Directed by: Lone Scherfig
Cast: Carey Mulligan, Alfred Molina, Emma Thompson, Peter Sarsgaard
Rated PG-13 For mature thematic material involving sexual content, and for smoking
I deliberately went into this film having avoided any and all reviews, trailers, or blog posts. I usually am a sucker for romantic dramas. My wife has no problem getting me into the local cineplex to see wonderfully crafted films such as “Once”, “Pride and Prejudice”, “Before Sunrise”, or “Remains of the Day”. I’m even a fan of excellently produced May-December romance pics such as “An Affair to Remember”, “The Graduate”, “Crazy Heart”, and “Love in the Afternoon”. I appreciate a story that begins with the appearance that the characters are destined for failure, but eventually overcome any hurdles by films end, proving the old adage that “Love Conquers All”. “An Education” fits only part of that bill.
Newcomer Carey Mulligan is a fine actress, and is amazingly believable in her portrayal of a smitten young teen. If nothing else, I wouldn’t be surprised if she wins the Best Actress Oscar, and goes on to a very fulfilling career in film. Mulligan plays a credulous 16 year old who meets the guile older man, played by Peter Sarsgaard with perfection, and begins to fall head-over-heels for him and his sophisticated/avant-garde lifestyle. All those around her seem to support her relationship with her new suitor, despite the fact that he is twice her age, and she is a minor. The only exception being that of her instructor, played by Emma Thompson. This was the only fault I had with this film. I simply had a hard time believing that at least one of her parents wouldn’t have at least questioned the relationship, considering how “conservative” the father initially was portrayed. The music and set designs of the film are excellently crafted together to further prove that Lone Scherfig is a very talented film-maker. As entertaining as though the film may be, I found it a little predictable towards the end. Thankfully, the film is rescued by the acting all around, and is worth a viewing for the performances alone.
Rating = *** / 5
Let me preface this review by stating that I generally am a fan of the Coen brothers’ films. “Raising Arizona” and “The Big Lebowski” are easily in my top 100 list. The wry, often dark, humor that peppers the brothers’ films sets their body of work above the rest. Which is why a film like “A Serious Man” disappoints. I can’t quite place my finger on the reason this film didn’t resonate with me the way films like “Fargo”, “Hudsucker Proxy”, or “Barton Fink” had. Perhaps it’s my lack of knowledge in the subject matter. This is a work of love; a very passionate film deeply entwined with the customs and language of a Jewish family.
I can appreciate the film for it’s portrayal of a 1967 Jewish neighborhood that bears a strong resemblance to the neighborhood familiar to the Coen’s.
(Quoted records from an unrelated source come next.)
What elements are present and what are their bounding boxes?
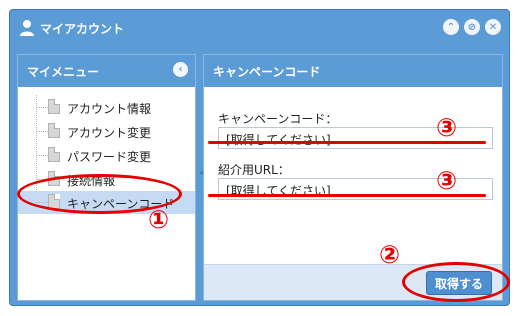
collapse-icon[interactable]: ‹ [173,62,188,77]
menu-item-label: アカウント情報 [67,102,152,116]
document-icon [48,99,60,114]
menu-item-account-info[interactable]: アカウント情報 [18,96,195,119]
annotation-marker-2: ② [379,240,401,269]
campaign-code-header: キャンペーンコード [204,55,502,87]
campaign-code-label: キャンペーンコード： [218,112,338,126]
document-icon [48,123,60,138]
user-icon [20,20,34,36]
document-icon [48,147,60,162]
menu-item-account-change[interactable]: アカウント変更 [18,120,195,143]
window-titlebar: マイアカウント ⌃ ⊘ ✕ [10,10,509,46]
annotation-marker-3b: ③ [436,166,458,195]
close-icon[interactable]: ✕ [485,19,501,35]
block-icon[interactable]: ⊘ [464,19,480,35]
menu-item-label: アカウント変更 [67,126,152,140]
my-menu-header: マイメニュー ‹ [18,55,195,87]
referral-url-label: 紹介用URL： [218,163,290,177]
window-title: マイアカウント [40,22,125,36]
annotation-ellipse-get-button [402,262,510,302]
menu-item-label: パスワード変更 [67,150,152,164]
annotation-marker-1: ① [148,205,170,234]
menu-item-password-change[interactable]: パスワード変更 [18,144,195,167]
annotation-marker-3a: ③ [436,113,458,142]
my-account-window: マイアカウント ⌃ ⊘ ✕ マイメニュー ‹ アカウント情報 アカウント変更 パ… [9,9,510,306]
up-icon[interactable]: ⌃ [443,19,459,35]
my-menu-title: マイメニュー [27,65,100,79]
campaign-code-title: キャンペーンコード [213,65,321,79]
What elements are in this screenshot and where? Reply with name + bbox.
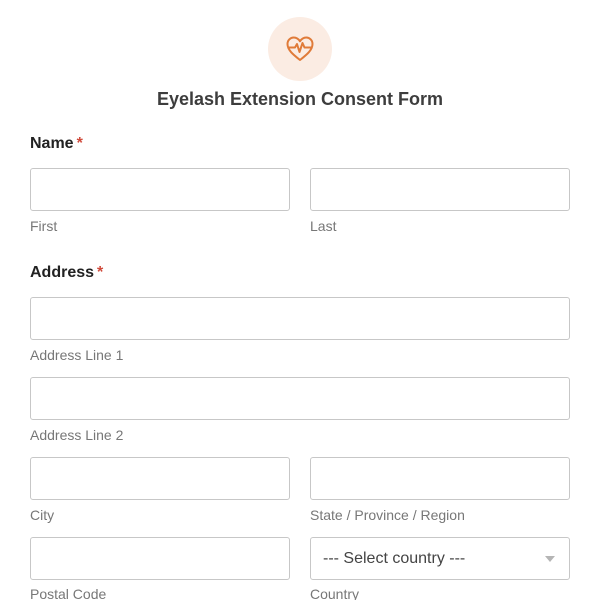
name-label: Name *: [30, 134, 83, 154]
address-label-text: Address: [30, 264, 95, 281]
postal-code-input[interactable]: [30, 537, 290, 580]
city-sublabel: City: [30, 507, 55, 523]
country-select-value: --- Select country ---: [323, 549, 466, 567]
country-select[interactable]: --- Select country ---: [310, 537, 570, 580]
last-name-input[interactable]: [310, 168, 570, 211]
address-label: Address *: [30, 263, 103, 283]
name-label-text: Name: [30, 135, 74, 152]
form-logo: [268, 17, 332, 81]
address-line2-sublabel: Address Line 2: [30, 427, 124, 443]
first-name-input[interactable]: [30, 168, 290, 211]
country-sublabel: Country: [310, 586, 360, 600]
chevron-down-icon: [545, 555, 555, 562]
city-input[interactable]: [30, 457, 290, 500]
state-input[interactable]: [310, 457, 570, 500]
name-required-marker: *: [76, 135, 83, 152]
state-sublabel: State / Province / Region: [310, 507, 465, 523]
first-name-sublabel: First: [30, 218, 58, 234]
consent-form-page: Eyelash Extension Consent Form Name * Fir…: [0, 0, 600, 600]
last-name-sublabel: Last: [310, 218, 337, 234]
form-title: Eyelash Extension Consent Form: [156, 89, 444, 109]
address-required-marker: *: [97, 264, 104, 281]
address-line2-input[interactable]: [30, 377, 570, 420]
address-line1-input[interactable]: [30, 297, 570, 340]
address-line1-sublabel: Address Line 1: [30, 347, 124, 363]
heart-pulse-icon: [286, 36, 314, 61]
postal-code-sublabel: Postal Code: [30, 586, 107, 600]
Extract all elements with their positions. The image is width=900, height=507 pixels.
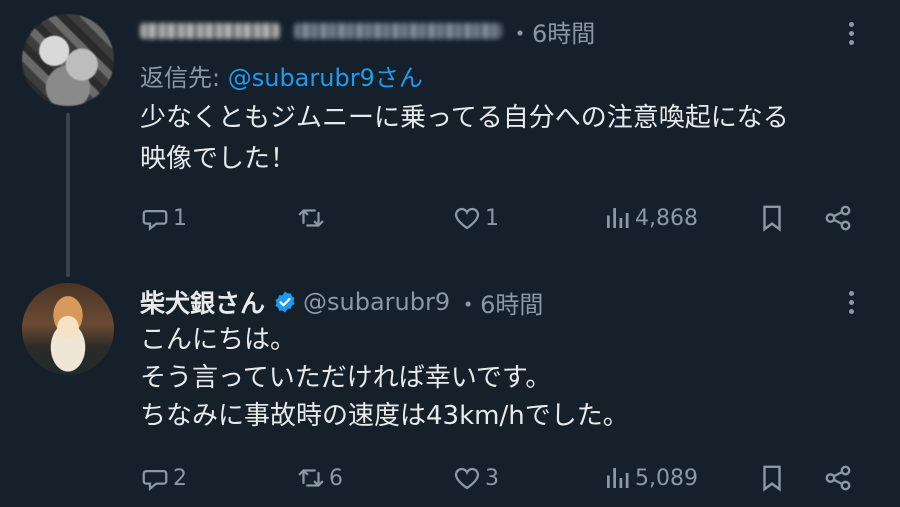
like-icon: [454, 207, 480, 230]
share-icon: [825, 205, 851, 231]
action-bar: 2 6 3 5,089: [140, 458, 860, 498]
bookmark-button[interactable]: [757, 458, 787, 498]
bookmark-icon: [763, 205, 781, 232]
avatar[interactable]: [22, 14, 114, 106]
bookmark-button[interactable]: [757, 198, 787, 238]
author-handle[interactable]: @subarubr9: [303, 288, 450, 316]
like-button[interactable]: 3: [452, 458, 499, 498]
retweet-icon: [298, 209, 324, 227]
reply-button[interactable]: 2: [140, 458, 187, 498]
reply-icon: [142, 470, 168, 491]
tweet-time[interactable]: ・6時間: [456, 285, 543, 320]
views-button[interactable]: 5,089: [602, 458, 698, 498]
like-button[interactable]: 1: [452, 198, 499, 238]
tweet-time[interactable]: ・6時間: [508, 14, 595, 49]
reply-button[interactable]: 1: [140, 198, 187, 238]
bookmark-icon: [763, 465, 781, 492]
avatar[interactable]: [22, 283, 114, 375]
author-handle-blurred: [294, 23, 502, 39]
tweet-text: 少なくともジムニーに乗ってる自分への注意喚起になる 映像でした！: [140, 98, 870, 180]
tweet-text-line: 映像でした！: [140, 144, 297, 174]
views-count: 5,089: [635, 465, 698, 491]
reply-to-handle[interactable]: @subarubr9さん: [228, 64, 423, 92]
like-icon: [454, 467, 480, 490]
more-icon[interactable]: [836, 18, 866, 48]
author-name-blurred[interactable]: [140, 23, 280, 39]
reply-icon: [142, 210, 168, 231]
thread-line: [66, 113, 70, 277]
tweet-text: こんにちは。 そう言っていただければ幸いです。 ちなみに事故時の速度は43km/…: [140, 321, 870, 435]
retweet-count: 6: [329, 465, 343, 491]
reply-count: 1: [173, 205, 187, 231]
views-icon: [607, 208, 629, 228]
share-button[interactable]: [823, 198, 853, 238]
views-count: 4,868: [635, 205, 698, 231]
tweet-reply[interactable]: ・6時間 返信先: @subarubr9さん 少なくともジムニーに乗ってる自分へ…: [0, 0, 900, 277]
retweet-button[interactable]: 6: [296, 458, 343, 498]
views-icon: [607, 468, 629, 488]
views-button[interactable]: 4,868: [602, 198, 698, 238]
retweet-button[interactable]: [296, 198, 329, 238]
tweet-header: ・6時間: [140, 14, 870, 48]
tweet-text-line: そう言っていただければ幸いです。: [140, 363, 552, 393]
verified-icon: [275, 291, 295, 313]
tweet-text-line: 少なくともジムニーに乗ってる自分への注意喚起になる: [140, 103, 789, 133]
like-count: 1: [485, 205, 499, 231]
tweet-text-line: ちなみに事故時の速度は43km/hでした。: [140, 401, 629, 431]
reply-count: 2: [173, 465, 187, 491]
like-count: 3: [485, 465, 499, 491]
action-bar: 1 1 4,868: [140, 198, 860, 238]
share-icon: [825, 465, 851, 491]
tweet-header: 柴犬銀さん @subarubr9 ・6時間: [140, 285, 870, 319]
author-name[interactable]: 柴犬銀さん: [140, 284, 265, 320]
more-icon[interactable]: [836, 287, 866, 317]
retweet-icon: [298, 469, 324, 487]
share-button[interactable]: [823, 458, 853, 498]
tweet-main[interactable]: 柴犬銀さん @subarubr9 ・6時間 こんにちは。 そう言っていただければ…: [0, 277, 900, 507]
reply-to-line: 返信先: @subarubr9さん: [140, 58, 870, 92]
tweet-text-line: こんにちは。: [140, 325, 297, 355]
reply-to-label: 返信先:: [140, 64, 221, 92]
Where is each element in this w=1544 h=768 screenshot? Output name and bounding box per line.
What I can’t get past is that there fails to be a character in the film to stand behind and root for. There isn’t a character that is portrayed in an overall positive light. Larry Gopnik, played by Michael Stuhlbarg, is a miserable man who doesn’t know what he wants in life. Larry’s wife, Judith, is having an affair, and thus leaves him, for “friendly” neighbor Sy Ableman. Larry’s children are equally as contemptible. His daughter is a materialistic thief, stealing money from her own father for her selfish ambitions. His son is a loaf who gives more energy into watching TV and listening to the latest album than prepare for something as important as his bar mitzvah. Larry’s lazy brother does nothing but lounge on his couch all day. Even the somber “Fargo” had a positive, likable character in Marge Gunderson. It’s hard to get behind a film, when you can’t get behind any of the characters.